Me sentí haciendo el tonto de una manera lamentable y le lancé una primera andanada llena de mal humor.

—Verá, doctor Crespo, no llevo polvera en el bolso y, aunque no se lo crea, nunca he matado a nadie de un disparo ni por cualquier otro método. Si ha saciado ya todas sus curiosidades, me gustaría explicarle por qué estoy aquí.

Ni se inmutó. Se limitó a mirarme de modo divertido, como si aquella estúpida conversación le satisficiera plenamente. O detestaba a la policía o estaba como una cabra.

—No, aún le preguntaría otras muchas cosas sobre la vida de una mujer policía, pero, claro, supongo que no le apetece contestar.

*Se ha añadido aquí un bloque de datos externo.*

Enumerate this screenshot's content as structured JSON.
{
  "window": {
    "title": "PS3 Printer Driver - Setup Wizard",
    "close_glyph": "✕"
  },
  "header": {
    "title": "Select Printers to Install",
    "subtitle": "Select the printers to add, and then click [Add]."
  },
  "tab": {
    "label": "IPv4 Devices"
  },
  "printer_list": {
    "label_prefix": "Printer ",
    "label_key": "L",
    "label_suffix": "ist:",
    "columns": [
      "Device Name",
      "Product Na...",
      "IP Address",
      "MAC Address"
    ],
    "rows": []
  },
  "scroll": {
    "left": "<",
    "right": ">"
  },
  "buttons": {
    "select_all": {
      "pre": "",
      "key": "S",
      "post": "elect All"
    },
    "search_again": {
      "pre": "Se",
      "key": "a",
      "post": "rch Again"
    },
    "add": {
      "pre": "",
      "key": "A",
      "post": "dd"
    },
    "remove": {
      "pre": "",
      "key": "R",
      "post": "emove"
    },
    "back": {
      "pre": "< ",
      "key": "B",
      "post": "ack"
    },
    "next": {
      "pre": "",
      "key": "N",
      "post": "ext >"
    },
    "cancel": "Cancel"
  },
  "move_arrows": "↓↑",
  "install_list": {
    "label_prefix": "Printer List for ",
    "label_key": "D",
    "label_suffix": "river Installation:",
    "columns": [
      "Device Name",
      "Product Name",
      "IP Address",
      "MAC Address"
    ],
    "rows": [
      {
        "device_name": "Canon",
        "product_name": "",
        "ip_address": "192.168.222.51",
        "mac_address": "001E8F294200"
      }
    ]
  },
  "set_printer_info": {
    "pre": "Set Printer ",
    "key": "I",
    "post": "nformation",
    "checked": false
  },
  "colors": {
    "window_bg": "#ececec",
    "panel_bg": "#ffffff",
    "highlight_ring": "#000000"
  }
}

—Prefiero que conteste usted.

—¡Adelante!, lleva más de diez minutos en mi despacho y no me ha formulado ni una sola pregunta aún. Le advierto que yo también soy un hombre ocupado, aunque no tenga pistola.

Abrí la boca con incredulidad, hice un gesto de incomprensión y resignación al mismo tiempo y saqué la foto del cadáver. La plantifiqué delante de su cara con bastante violencia.

—¿Ha visto a este hombre, doctor, alguna vez en su consulta, en el servicio de psiquiatría?